L’enfant pâle et frêle entra dans la pièce en montrant une grande photo sur laquelle on voyait ce bébé plein de vie. Il avança vers moi et d’une voix désincarné me dit ainsi qu’à ses copains: « c’est ma petite sœur, elle est morte » Puis il poursuivit « Finalement nous avons choisi la couleur du cercueil , il sera blanc » La précision rigide de sa syntaxe qui d’habitude me faisait tant sourire me glaça le sang. D’un seul coup je sentis mes défenses s’effondrer face à une réalité que désormais je ne pouvais plus éviter; l’infinie tristesse d’un jeune enfant que je connaissais bien face au décès de sa petite sœur. Profondément ému je mis ma main sur l’épaule du jeune garçon dans l’espoir de faire naître un réconfort qu’à cet instant j’espérais mutuel. Quelques paroles sortirent de ma bouche inspirées par mon cœur et mon envie de soutenir cet enfant. J’insistais ainsi sur le travail autour du spectacle de Noël, sur le fait que nous attendions son retour quand il serait prêt à revenir. Je cherchais par ces mots à lui rappeler les liens qui existent et à lui montrer qu’à son retour notre petite routine rassurante reprendrait en lui redonnant ainsi les repères dont il a tant besoin du fait de sa déficience. Cependant mes mots étaient au fond très ridicules et maladroits car le jeune garçon qui vient d’assister à la mise en bière de sa sœur n’a peut être pas encore réalisé ce que veut dire ces mots qu’il prononce comme une récitation apprise avec sa maîtresse: « Elle est morte »

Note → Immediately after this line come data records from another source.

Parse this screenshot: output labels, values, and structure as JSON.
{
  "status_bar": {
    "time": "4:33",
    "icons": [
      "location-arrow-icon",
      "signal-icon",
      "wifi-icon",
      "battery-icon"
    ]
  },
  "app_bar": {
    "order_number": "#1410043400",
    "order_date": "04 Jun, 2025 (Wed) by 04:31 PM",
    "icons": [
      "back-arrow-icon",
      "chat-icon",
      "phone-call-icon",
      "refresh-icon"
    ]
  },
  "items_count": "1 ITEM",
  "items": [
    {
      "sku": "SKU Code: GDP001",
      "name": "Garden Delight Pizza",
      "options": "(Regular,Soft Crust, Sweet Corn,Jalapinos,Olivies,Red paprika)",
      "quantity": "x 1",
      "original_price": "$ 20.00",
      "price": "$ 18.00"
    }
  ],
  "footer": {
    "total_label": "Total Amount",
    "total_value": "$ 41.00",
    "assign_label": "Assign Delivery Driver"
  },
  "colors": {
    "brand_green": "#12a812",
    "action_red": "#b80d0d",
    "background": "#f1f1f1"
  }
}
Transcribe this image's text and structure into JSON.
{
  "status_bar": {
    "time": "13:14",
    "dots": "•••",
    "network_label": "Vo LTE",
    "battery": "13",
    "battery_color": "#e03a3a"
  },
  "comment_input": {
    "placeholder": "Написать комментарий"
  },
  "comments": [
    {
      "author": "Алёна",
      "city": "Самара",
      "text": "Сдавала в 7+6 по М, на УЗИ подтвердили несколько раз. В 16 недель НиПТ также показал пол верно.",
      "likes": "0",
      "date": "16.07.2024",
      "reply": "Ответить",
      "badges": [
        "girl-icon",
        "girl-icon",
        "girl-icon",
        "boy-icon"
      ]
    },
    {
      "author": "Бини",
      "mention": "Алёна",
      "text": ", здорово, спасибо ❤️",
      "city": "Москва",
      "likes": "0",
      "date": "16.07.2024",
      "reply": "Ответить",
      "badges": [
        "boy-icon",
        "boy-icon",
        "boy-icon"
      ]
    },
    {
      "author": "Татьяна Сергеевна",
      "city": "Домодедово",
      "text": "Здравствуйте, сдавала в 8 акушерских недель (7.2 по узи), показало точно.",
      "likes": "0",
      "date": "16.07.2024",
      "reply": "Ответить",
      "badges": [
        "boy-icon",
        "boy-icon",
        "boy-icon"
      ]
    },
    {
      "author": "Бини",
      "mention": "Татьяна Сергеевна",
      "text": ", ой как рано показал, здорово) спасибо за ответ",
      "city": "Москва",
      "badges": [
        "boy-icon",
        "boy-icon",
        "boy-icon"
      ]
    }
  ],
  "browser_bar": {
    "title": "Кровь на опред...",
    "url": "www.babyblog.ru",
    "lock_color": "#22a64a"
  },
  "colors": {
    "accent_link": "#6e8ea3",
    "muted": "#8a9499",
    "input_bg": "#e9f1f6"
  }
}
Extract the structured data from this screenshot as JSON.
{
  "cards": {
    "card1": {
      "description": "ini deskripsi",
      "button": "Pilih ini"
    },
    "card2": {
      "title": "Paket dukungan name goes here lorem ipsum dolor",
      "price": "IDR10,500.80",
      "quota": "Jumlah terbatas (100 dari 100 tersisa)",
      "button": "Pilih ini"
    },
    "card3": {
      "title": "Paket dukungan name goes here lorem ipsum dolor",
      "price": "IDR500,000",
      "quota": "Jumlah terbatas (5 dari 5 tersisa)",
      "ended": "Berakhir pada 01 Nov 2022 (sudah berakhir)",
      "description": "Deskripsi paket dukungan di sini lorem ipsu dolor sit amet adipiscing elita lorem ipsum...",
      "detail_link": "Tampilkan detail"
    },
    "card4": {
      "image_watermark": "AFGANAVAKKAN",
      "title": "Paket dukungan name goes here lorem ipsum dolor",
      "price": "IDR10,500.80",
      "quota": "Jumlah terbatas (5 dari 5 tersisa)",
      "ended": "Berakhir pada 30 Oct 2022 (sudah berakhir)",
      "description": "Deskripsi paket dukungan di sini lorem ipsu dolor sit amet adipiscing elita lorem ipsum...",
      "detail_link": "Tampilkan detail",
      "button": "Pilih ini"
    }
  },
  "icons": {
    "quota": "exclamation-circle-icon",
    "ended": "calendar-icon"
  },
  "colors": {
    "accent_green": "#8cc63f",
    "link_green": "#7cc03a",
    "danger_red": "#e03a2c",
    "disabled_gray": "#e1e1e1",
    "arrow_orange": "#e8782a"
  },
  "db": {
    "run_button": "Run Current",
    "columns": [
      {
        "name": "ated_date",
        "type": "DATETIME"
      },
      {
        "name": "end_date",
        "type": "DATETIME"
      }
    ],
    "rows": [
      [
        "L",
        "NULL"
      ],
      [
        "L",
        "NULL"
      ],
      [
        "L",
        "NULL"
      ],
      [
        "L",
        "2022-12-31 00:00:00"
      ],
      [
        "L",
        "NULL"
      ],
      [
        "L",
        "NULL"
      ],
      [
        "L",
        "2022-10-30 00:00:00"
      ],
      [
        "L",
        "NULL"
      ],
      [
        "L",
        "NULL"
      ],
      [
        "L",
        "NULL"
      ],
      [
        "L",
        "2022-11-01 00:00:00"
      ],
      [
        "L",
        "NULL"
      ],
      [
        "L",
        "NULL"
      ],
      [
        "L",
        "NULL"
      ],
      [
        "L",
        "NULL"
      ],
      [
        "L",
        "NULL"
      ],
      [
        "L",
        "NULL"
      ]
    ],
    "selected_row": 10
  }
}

Le travail de deuil est un processus intra-psychique consécutif à la perte d’un objet d’attachement. Selon certains auteurs il passe par quatre phases: Refus- Colère- Dépression- Acceptation. Ce schéma retenu pour l’adulte est inscrit dans la durée, selon les individus et leurs facultés de résilience chaque phase peut durer plus ou moins longtemps. Dans le cas du jeune garçon déficient que nous accompagnons, le chemin vers l’acceptation de ce deuil cruel qui le frappe ne fait que commencer. Nous serons là pour l’aider avec tout notre professionnalisme et avant tout, tout notre cœur.
Ce travail passe par la présence de certains d’entre nous aux obsèques demain matin. Je ferai partie du nombre.